Toplumsal kategoriler hep vardı ve olmaya da devam edecek
ancak çağımız açısından performansın artan ivmesiyle kategorilerin değişim,
dönüşüm ve organizasyonunu anlamak için Goffman’ın yaklaşımı, içinde
yaşadığımız postmodern/tüketim toplumu/ileri kapitalizm döneminde oldukça
işlevsel gözükmektedir. Sadece kendi eserleri değil ondan ilham alan
düşünürleri de ele aldığımız da Goffman’ın mikro dünyası gittikçe büyüyor gibi
durmaktadır.
Ancak Goffman yüz yüze etkileşim sırasında
sergilediğimiz bireysel farklılık ya da öznellik konusunu hafife almaz. Hatta
benlik sunumu onun çalışmaları için önemli bir başlıktır. Kişinin veya bireyin
ötekilerle karşılaşması durumunda kendisini nasıl yeniden ele aldığını, nasıl
yeni bir şekilde sunduğunu ve bunun için nasıl yeni stratejiler
gerçekleştirdiğini benlik sunumu kavramını kullanarak açıklar. İnsanların
ötekiyle veya ötekilerle karşılaşması durumunda verdiği izlenimler ve vermeyi
istemediği, kaçındığı ancak başkaları tarafından fark edilen veya edilmeyen
izlenimlerden oluşan benlik sunum stratejileri kişinin bireysel özelliklerine
göre farklılaşabilir. Bu farklılaşmayı olanaklı kılan Goffman’ın ikili benlik
tanımıdır. Ona göre uzlaşımsal (consensual) benlik etkileşim sırasında ortaya
konan hem icracı hem de izleyenin pratikleri sonucu şekillenen benlik ile oyun
oynayan (player) benlik aynı anda her bireye içkin bir şekilde vardır. Çünkü
birey öteki ile ilişkiye geçtiği anda aslında öteki karşısında bir sahneye
çıkar ve bu sahnede bazı şeyleri ileterek bazı şeyleri ise iletmeyerek veya
bazı şeylerin üstüne örterek etkileşime girer.
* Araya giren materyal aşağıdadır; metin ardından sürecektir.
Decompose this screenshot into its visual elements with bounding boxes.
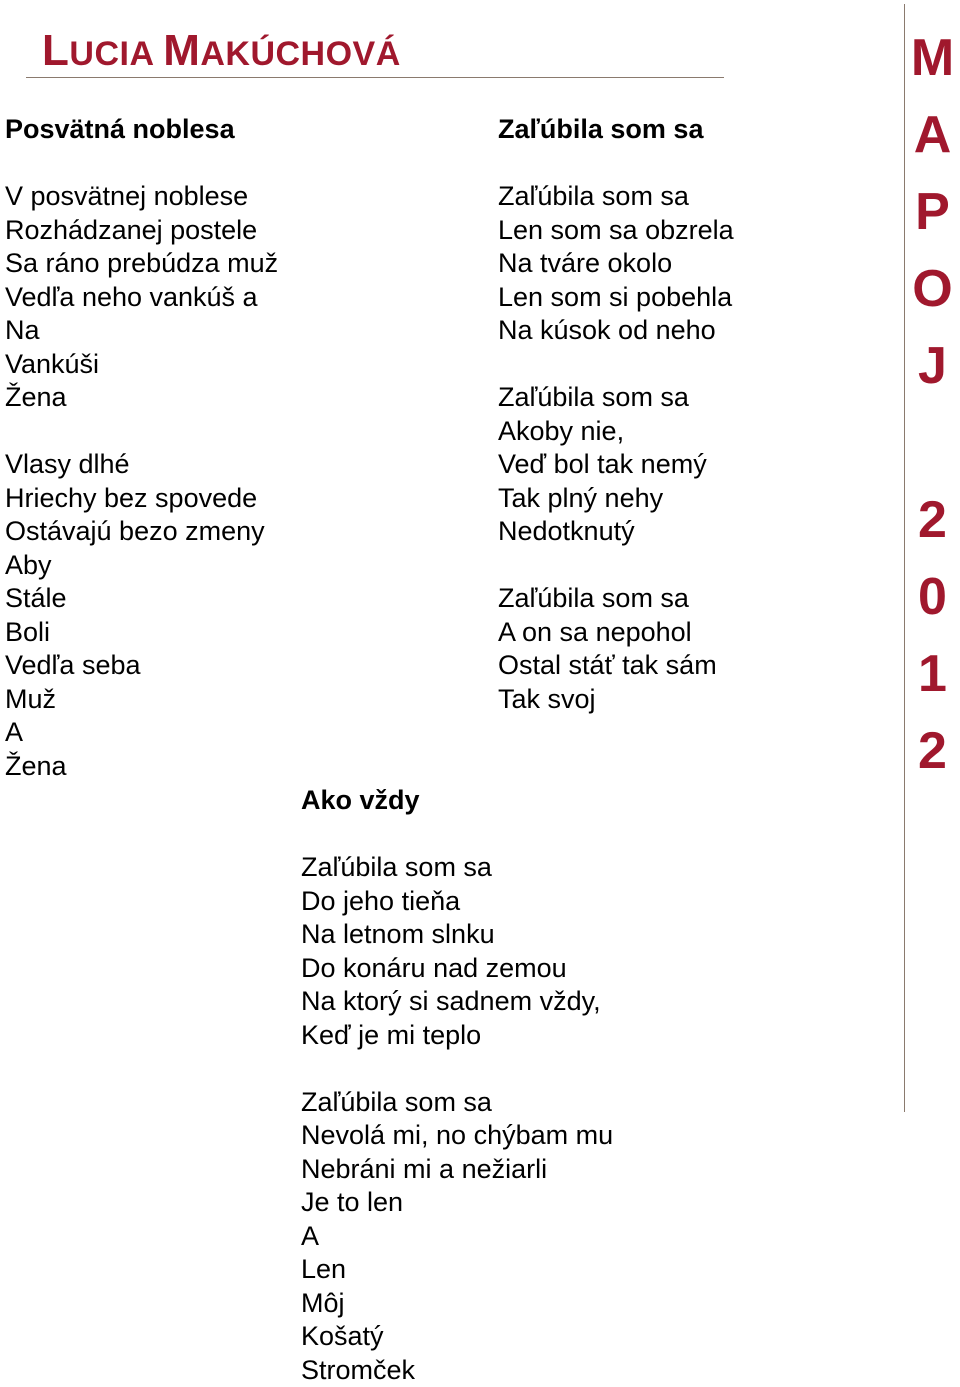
poem-line: Len som sa obzrela [498, 214, 734, 248]
poem-line: Boli [5, 616, 278, 650]
poem-line: Ostávajú bezo zmeny [5, 515, 278, 549]
poem-line: A [301, 1220, 613, 1254]
poem-line: Na tváre okolo [498, 247, 734, 281]
poem-line: Žena [5, 381, 278, 415]
author-last-initial: M [163, 26, 200, 75]
poem-line: Zaľúbila som sa [498, 180, 734, 214]
poem-line: Muž [5, 683, 278, 717]
sidebar-letter: P [915, 174, 950, 251]
poem-line: Do jeho tieňa [301, 885, 613, 919]
author-name [42, 24, 401, 81]
poem-line: Nebráni mi a nežiarli [301, 1153, 613, 1187]
poem-title: Ako vždy [301, 784, 613, 818]
poem-line: Tak svoj [498, 683, 734, 717]
poem-line: Je to len [301, 1186, 613, 1220]
author-first-initial: L [42, 26, 69, 75]
poem-line: Tak plný nehy [498, 482, 734, 516]
poem-line: Aby [5, 549, 278, 583]
poem-line: Na ktorý si sadnem vždy, [301, 985, 613, 1019]
poem-line: Stále [5, 582, 278, 616]
sidebar-letter: 2 [918, 482, 947, 559]
poem-line: Vankúši [5, 348, 278, 382]
poem-line: Košatý [301, 1320, 613, 1354]
poem-line: Do konáru nad zemou [301, 952, 613, 986]
poem-line: Zaľúbila som sa [301, 1086, 613, 1120]
poem-line: Len som si pobehla [498, 281, 734, 315]
poem-line: Môj [301, 1287, 613, 1321]
poem-line: Na letnom slnku [301, 918, 613, 952]
poem-line: Rozhádzanej postele [5, 214, 278, 248]
sidebar-letter: J [918, 328, 947, 405]
author-last-rest: AKÚCHOVÁ [200, 35, 400, 73]
poem-title: Posvätná noblesa [5, 113, 278, 147]
poem-line: Na kúsok od neho [498, 314, 734, 348]
poem-posvatna-noblesa [5, 113, 278, 783]
poem-line: Stromček [301, 1354, 613, 1387]
sidebar-letter: 0 [918, 559, 947, 636]
stanza-break [498, 549, 734, 583]
poem-line: Žena [5, 750, 278, 784]
poem-line: Zaľúbila som sa [498, 582, 734, 616]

Kimlik etiketinin neyle doldurulacağından
bağımsız olarak (biyolojik özel- likler, etnik miras, kültürel örüntü… vs.)
değişebilen ve uzlaşmaya açık bir mekanizmasının var olabileceği fikri
psikoloji alanında da yankı bulmuştur. Erikson’dan beri bireyin temelinde yatan
bir süreç olarak tanımlanan kimliğin aşamalı olarak tamamlandığı –tamamlanması
gerektiği- düşünülmektedir. Psikolojik bir ihtiyaç olarak ele alınan kimlik
evrensellik iddiası taşımaktadır. Oysa 20. yy öncesi toplumlarında insanlar
kendilerini ifade etmek için çeşitli kavram ve düzlem kullanırken, günümüzde
kimliğe olan bağımlılığımız ancak yaşadığımız çağ ve onun getirisi olan sosyal
organizasyonlarda aranabilir. Goffman’ın Anglo-Amerikan toplumunda benliğin
yapısı hakkında söyledik- leri, özellikle çift kutuplu dünyanın sona ermesinin
ardından neo-liberalizmin küresel sermaye ağı ve kültür endüstrisinin
yayılımıyla gittikçe daha geniş coğrafyaları kapsamaktadır.